Elles ont une action prédominante sur la sécrétion
de LH (baisse du taux plasmatique jusqu'à 80%, avec un maximum 10h
après la prise) et empêchent donc la survenue du pic de LH
endogène.
Ces molécules avaient été synthétisées dans les années 80 mais leurs effets secondaires les rendaient impropres à l'usage clinique. La troisième génération de ces molécules, mieux tolérée, a été mise sur le marché en 2000. Il s'agit du cétrorelix (spécialité Cetrotide: 0,25mg et 3mg) et du ganirelix (spécialité Orgalutran: 0,25mg).
L'effet de ces substances sur des tissus autres que l'hypophyse est possible ( présence de récepteurs au GnRH sur l'ovaire, l'endomètre, les trompes, la zone pellucide, l'embryon...) , comme pour les agonistes, et la question de leurs conséquences reste posée.
La plus grande discussion concernant l'utilisation de ces antagonistes
a concerné le choix des doses.
Dès 1991 des études avaient commencé sur les premiers
antagonistes pour déterminer les doses minimales assurant
une prévention du pic de LH.
Les études sur les molécules de troisième génération
ont essayé de préciser les doses optimales en terme
de survenue de grossesses.
Il existe actuellement deux schémas d'utlisation au cours d'une stimulation par gonadotrophines exogènes de type FSH ou HMG:
Les taux de grossesses obtenus dans ce type de protocole sont restés
pendant plusieurs années inférieurs à ceux des protocoles
avec agonistes. Mais aujourd'hui ces taux semblent équivalents.
De plus les protocoles avec antagonistes présentent de nombreux
avantages relatifs au confort pour la patiente, aux risques liées
à la stimulation ovarienne et au coût.
Le développement du génie génétique a permis la production de ces hormones gonadotropes, grosses molécules complexes. Ce sont des glycoproteines composées de 4 sous unités protéiques (deux sous-unité alpha communes à FSH et LH et deux sous-unités bêta spécifiques, d'une centaine d'acides aminés chacune) couplées à une partie glucidique (dont la terminaison d'acides sialiques détermine par sa présence ou son absence, l'évitement ou non de l'élimination urinaire de la molécule). Leur production nécessite le recours à des cellules de mammifères (cellules ovariennes CHO de hamster chinois) pour que la glycosylation finale des chaînes peptidiques soit réalisée.
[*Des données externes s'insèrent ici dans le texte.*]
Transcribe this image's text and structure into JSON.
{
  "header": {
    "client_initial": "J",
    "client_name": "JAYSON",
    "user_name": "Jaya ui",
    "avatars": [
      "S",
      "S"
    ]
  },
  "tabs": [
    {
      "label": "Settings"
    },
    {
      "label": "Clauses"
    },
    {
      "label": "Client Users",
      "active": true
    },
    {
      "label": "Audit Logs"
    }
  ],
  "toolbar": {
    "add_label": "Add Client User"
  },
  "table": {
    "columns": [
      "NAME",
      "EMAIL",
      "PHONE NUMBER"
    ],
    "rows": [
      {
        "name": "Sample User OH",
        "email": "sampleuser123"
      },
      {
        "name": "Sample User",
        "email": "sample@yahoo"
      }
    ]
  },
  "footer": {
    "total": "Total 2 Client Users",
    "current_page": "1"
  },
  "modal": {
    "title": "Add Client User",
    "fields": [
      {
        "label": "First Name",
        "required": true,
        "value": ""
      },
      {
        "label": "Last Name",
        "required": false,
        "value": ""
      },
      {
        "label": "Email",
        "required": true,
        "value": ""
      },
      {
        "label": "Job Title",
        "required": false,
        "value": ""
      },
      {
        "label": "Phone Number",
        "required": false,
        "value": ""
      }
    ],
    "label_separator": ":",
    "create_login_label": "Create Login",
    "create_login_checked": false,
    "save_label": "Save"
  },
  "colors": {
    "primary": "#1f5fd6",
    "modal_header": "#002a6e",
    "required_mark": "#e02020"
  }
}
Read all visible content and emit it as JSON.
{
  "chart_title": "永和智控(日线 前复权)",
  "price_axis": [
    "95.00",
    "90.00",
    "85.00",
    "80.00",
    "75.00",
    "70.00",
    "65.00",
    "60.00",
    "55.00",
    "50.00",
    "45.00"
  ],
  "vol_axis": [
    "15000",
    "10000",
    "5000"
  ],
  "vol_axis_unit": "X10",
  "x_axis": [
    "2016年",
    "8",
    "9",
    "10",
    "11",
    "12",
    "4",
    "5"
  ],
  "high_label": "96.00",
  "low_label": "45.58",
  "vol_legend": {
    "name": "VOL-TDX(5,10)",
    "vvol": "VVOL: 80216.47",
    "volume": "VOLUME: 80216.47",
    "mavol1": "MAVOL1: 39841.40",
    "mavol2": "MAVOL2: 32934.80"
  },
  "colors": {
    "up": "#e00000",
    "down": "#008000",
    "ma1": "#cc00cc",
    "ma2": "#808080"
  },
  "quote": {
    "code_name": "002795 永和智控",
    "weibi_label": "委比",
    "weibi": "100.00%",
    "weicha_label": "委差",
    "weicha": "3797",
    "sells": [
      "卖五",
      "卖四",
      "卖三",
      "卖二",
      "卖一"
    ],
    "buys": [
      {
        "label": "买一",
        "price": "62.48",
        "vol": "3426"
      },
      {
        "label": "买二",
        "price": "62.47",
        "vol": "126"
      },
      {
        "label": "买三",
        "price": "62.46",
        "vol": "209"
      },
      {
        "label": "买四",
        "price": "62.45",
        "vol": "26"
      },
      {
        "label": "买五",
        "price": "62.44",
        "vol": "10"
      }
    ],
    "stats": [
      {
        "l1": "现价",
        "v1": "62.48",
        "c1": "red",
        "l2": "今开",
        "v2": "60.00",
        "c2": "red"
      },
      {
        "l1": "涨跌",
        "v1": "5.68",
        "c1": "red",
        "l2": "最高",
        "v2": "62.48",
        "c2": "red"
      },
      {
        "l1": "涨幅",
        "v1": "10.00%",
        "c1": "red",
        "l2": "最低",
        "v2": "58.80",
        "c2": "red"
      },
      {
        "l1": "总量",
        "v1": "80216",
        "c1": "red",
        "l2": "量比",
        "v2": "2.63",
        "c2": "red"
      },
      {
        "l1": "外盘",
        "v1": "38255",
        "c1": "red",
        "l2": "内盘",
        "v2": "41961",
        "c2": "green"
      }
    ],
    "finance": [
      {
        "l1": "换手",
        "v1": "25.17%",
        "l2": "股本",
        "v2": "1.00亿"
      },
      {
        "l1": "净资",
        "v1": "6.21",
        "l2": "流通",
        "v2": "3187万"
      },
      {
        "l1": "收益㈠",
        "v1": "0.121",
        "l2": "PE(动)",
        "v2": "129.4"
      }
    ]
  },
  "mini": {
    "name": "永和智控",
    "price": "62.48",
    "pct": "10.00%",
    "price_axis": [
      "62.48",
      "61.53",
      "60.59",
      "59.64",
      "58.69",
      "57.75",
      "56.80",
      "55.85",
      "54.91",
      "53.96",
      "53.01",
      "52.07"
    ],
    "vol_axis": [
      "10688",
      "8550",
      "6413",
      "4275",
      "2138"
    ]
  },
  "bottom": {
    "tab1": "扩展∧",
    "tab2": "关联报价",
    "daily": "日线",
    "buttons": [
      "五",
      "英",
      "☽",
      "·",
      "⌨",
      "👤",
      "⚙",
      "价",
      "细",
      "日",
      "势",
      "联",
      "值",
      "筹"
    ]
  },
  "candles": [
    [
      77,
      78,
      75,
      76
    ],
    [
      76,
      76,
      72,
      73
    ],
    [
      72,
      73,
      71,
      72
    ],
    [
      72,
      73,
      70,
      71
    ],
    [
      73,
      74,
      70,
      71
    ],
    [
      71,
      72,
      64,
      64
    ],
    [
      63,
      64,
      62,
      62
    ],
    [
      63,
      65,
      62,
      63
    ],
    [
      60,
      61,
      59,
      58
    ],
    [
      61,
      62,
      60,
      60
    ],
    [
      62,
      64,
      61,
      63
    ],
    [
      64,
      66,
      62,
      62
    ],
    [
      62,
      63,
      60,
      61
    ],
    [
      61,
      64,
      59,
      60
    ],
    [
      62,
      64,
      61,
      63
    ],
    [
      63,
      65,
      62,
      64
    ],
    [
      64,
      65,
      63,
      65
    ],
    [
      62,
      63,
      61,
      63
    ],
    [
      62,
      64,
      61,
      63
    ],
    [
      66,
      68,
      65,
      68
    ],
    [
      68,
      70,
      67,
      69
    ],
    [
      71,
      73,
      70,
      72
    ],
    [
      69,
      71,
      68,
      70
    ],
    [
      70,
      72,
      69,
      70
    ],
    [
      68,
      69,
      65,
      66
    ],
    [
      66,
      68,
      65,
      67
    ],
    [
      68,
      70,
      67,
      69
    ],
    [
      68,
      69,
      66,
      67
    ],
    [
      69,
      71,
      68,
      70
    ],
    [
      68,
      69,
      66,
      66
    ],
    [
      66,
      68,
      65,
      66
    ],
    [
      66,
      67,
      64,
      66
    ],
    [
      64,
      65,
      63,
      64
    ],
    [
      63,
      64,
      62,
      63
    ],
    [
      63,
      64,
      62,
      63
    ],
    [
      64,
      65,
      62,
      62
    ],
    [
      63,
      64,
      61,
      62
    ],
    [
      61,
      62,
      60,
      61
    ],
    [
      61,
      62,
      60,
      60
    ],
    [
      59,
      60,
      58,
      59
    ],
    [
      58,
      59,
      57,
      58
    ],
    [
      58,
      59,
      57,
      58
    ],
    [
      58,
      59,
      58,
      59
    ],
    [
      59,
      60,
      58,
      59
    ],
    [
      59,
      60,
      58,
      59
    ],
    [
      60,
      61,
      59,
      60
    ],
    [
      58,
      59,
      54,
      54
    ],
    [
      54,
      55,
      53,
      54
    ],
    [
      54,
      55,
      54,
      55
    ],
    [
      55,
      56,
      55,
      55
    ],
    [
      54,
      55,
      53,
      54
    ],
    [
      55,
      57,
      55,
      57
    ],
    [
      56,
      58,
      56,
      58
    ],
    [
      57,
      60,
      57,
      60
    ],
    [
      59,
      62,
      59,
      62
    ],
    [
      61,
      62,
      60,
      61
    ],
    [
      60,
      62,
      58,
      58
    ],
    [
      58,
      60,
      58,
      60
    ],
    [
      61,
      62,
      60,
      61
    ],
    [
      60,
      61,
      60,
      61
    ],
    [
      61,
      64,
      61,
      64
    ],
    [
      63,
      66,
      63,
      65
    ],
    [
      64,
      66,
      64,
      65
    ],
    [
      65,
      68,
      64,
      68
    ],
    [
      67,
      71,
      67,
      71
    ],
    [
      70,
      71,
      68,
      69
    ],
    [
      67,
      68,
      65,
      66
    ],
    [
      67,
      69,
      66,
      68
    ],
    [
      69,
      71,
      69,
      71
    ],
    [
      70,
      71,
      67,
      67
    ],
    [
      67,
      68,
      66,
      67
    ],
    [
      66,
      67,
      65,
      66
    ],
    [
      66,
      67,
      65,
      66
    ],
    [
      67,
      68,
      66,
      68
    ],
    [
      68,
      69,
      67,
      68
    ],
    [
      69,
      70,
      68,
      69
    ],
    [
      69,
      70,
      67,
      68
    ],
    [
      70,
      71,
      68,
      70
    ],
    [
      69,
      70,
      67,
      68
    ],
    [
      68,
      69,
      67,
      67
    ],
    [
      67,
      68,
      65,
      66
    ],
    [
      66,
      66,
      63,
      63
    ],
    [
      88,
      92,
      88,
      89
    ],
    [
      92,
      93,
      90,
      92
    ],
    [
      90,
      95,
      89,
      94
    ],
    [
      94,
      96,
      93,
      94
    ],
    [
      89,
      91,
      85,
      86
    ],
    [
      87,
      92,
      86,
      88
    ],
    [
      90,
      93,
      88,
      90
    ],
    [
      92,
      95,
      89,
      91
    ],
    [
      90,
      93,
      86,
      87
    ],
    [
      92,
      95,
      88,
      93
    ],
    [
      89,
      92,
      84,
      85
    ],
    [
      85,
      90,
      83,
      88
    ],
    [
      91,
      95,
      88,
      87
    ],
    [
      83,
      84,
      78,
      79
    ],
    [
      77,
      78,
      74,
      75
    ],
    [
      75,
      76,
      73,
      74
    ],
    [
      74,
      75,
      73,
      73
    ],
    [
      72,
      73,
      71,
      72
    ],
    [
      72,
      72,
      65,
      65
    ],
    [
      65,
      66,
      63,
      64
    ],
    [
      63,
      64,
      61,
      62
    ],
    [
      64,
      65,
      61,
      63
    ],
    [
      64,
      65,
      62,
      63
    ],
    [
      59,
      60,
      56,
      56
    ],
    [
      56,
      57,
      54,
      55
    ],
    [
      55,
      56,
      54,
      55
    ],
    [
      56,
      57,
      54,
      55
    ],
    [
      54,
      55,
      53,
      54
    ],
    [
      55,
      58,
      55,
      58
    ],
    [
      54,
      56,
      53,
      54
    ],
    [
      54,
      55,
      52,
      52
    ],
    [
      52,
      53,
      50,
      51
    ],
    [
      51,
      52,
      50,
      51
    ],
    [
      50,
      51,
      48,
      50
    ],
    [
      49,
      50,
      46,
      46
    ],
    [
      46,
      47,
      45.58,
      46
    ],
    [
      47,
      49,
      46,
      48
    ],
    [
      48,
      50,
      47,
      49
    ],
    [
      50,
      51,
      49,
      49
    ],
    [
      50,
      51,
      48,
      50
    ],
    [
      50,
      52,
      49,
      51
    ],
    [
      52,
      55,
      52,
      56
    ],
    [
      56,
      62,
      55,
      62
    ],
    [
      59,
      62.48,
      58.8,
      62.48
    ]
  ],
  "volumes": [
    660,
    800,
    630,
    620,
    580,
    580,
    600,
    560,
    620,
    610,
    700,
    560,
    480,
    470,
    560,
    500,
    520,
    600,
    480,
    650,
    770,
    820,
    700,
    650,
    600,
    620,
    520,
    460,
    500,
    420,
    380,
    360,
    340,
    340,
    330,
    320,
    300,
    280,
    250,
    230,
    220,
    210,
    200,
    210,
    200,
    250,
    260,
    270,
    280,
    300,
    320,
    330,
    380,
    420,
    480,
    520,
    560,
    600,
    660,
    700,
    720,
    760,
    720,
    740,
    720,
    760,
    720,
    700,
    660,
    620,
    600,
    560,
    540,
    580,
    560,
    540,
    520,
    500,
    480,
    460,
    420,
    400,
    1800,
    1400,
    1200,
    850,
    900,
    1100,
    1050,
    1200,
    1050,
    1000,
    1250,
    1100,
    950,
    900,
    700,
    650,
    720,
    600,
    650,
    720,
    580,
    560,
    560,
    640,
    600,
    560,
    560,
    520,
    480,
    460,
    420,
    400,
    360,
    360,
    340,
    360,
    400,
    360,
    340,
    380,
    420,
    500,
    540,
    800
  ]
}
La première gonadotrophine produite par génie générique
fut la FSH (FSHr). Cette FSH recombinante existe actuellement sous le nom
de follitropine. Elle est sensiblement plus basique que la FSH urinaire,
ce qui lui donne une durée de vie plus brève mais une activité
biologique plus forte in vitro. In vivo les tests biologiques ne sont pas
assez sensibles pour évaluer la différence. Par ailleurs
les concentrations sont toujours fournies en Unités Internationales,
mais passent progressivement à un système de référence
pondéral, beaucoup plus fiable.
Toutes les études visant à comparer l'efficacité
de la FSH recombinante de la FSH urinaire ont montré que le nombre
d'ovocytes recueillis était supérieur avec la FSHr et ceci
avec des doses moindres et une durée d'administration
plus courte. En dépit d'un coût supérieur, la follitropine
est ainsi majoritairement prescrite aujourd'hui.
De manière similaire à la FSH , d'autres gonadotrophines ont été produites par génie génétique: la LHr et l'hCGr sont actuellement disponibles sur le marché. Comme la FSHr, elles sont d'une grande pureté et d'une grande constance d'un lot à l'autre. En ce qui concerne l'hCGr, elle présente une efficacité similaire à celle extraite d'urine mais est mieux tolérée sur le plan local (injection sous-cutanée).
Epilogue
Actuellement le clinicien dispose d'une large gamme de protocoles et de molécules lui permettant d'adapter au mieux le traitement de FIV au cas particluier de la patiente.